Shining hair and sparkling eyes: Indian women are associated with beauty traits beloved worldwide and the Ayurvedic beauty formulations and rituals are a time-tested and totally natural solution.

Beautification became and is a daily ritual, Dinacharya – for cleansing, healing skin problems, covering up imperfections and oral hygiene.

There is a traditional ritual for every stage and age of life which has become a family tradition, passed down from generation to generation.

As a child I was influenced by stories my mother told me of her grandmother and mother instructing the kitchen to brew specific oils for hair and body, herbal applications and brews for congested chests, pastes for pimples and lotions to keep the skin soft and subtle.

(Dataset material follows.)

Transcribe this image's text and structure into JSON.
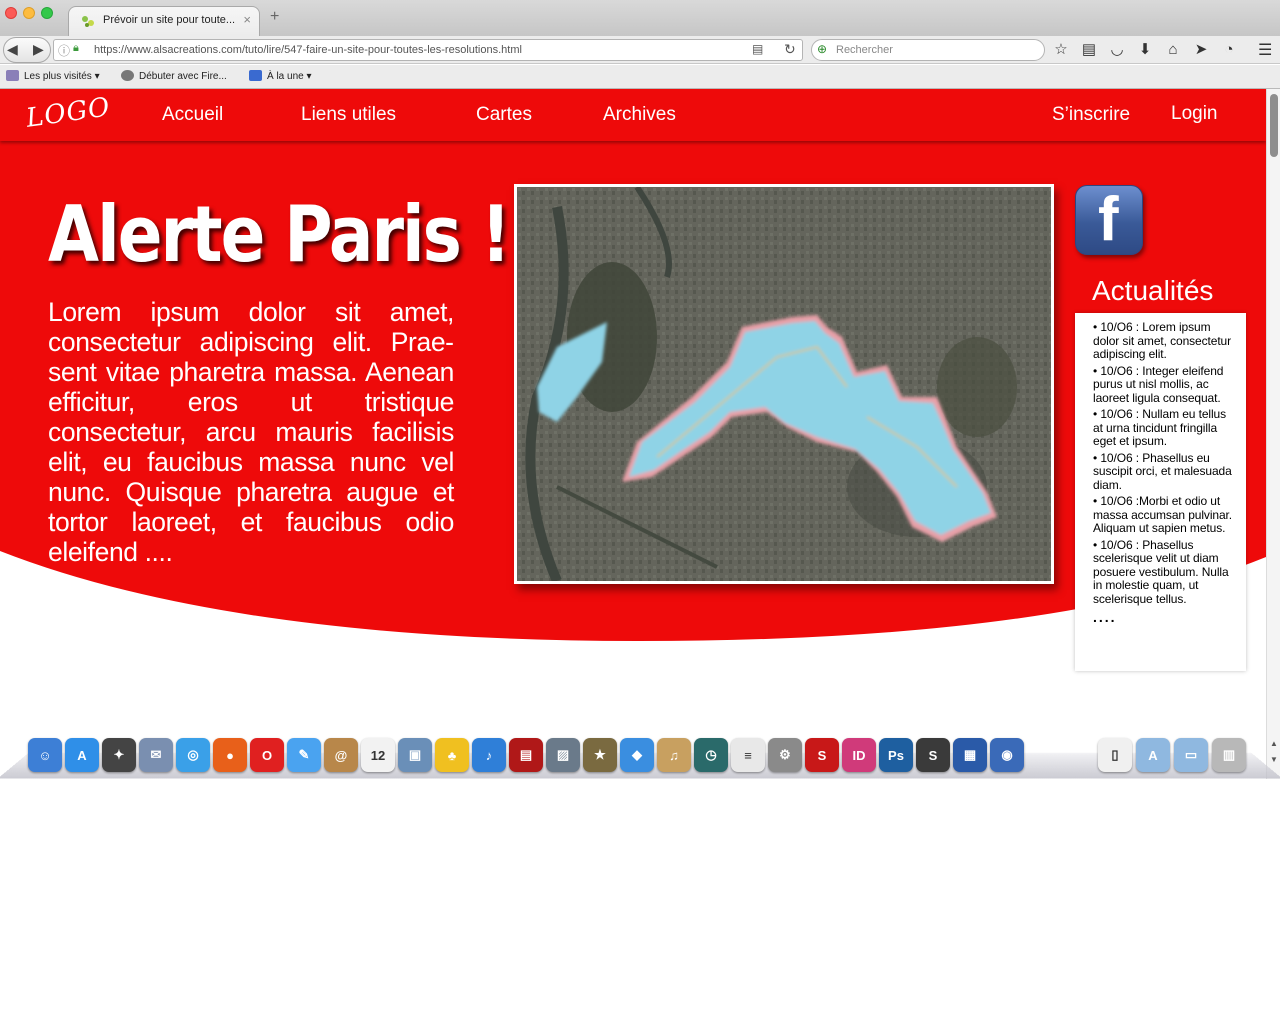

As babies we received a massage using the cream of milk and or ghee as it is believed to soften the skin, strengthen the muscles and help build strong bones. A weekly head massage with herbal oils encouraged healthy long shiny hair andhelped to prevent dandruff and dryness.

As a teenager I was encouraged to use turmeric for pimples.

Mothers receive regular massage pre and post pregnancy using specific herbs that alleviate back pain, prevent stretch marks and cleanse. In fact, Abhyanga (self massage) should be a daily part of everyone’s daily routine. It helps to stimulate circulation, ease muscular aches and pains, soften the skin, maintain good bone strength, reduce skin problems and prevent many common skin ailments. There are specific herbal oils for the type of body and skin condition an individual has.

Every bride goes through a purification process (commonly known as detox) before her wedding day. This comprises a herbal body mask of finely ground herbal powders of neem, sandalwood, turmeric and rose made into paste with yoghurt. This leaves the skin feeling soft, smooth and flawless. The bride’s hands and feet are adorned with intricate henna patterns which tell a tale of the bride going to her groom. There is folklore that is attached to the significance of the depth of colour, so the hands and feet are warmed over a charcoal grill as it is said the warmth makes the colour deeper.

Superfluous hair was considered to be a stigma and a large number of depilatory agents have been used for centuries. Special ingredients were used for hair washes. Many herbal formulations have been successfully used for hair growth, prevention of falling hair and premature graying. Hair dyes, fragrant hair rinses and fumigants were also in use. Fragrant bath powders and body deodorants also find frequent mention. Oral hygiene in the form of care of teeth, mouth deodorants and colouring of lips were daily chores to be religiously pursued. It appears that the whole range of modern cosmetic usage was conceived by the ancient Indians and was practiced with the help of natural herbs still used today. Arguably time tested over 5000 years.

As soap can be drying, traditionally specific combinations of herbal powders were used on the body and face which helped to deep cleanse, exfoliate and keep the skin in good condition. These powders were rinsed away with water, just as with soap, but did not have the same drying affect.

Exercise is another important part of the daily routine, and it was recommended that one does at least 5 salutes to the sun on waking and a brisk walk after meals was encouraged to help digest food quickly.

Diet is a vital aspect of self care. It is not uncommon to hear seasonally – one eat this or that because it is cooling or heating and, there are foods to avoid during menstruation as heating foods can imbalance the flow.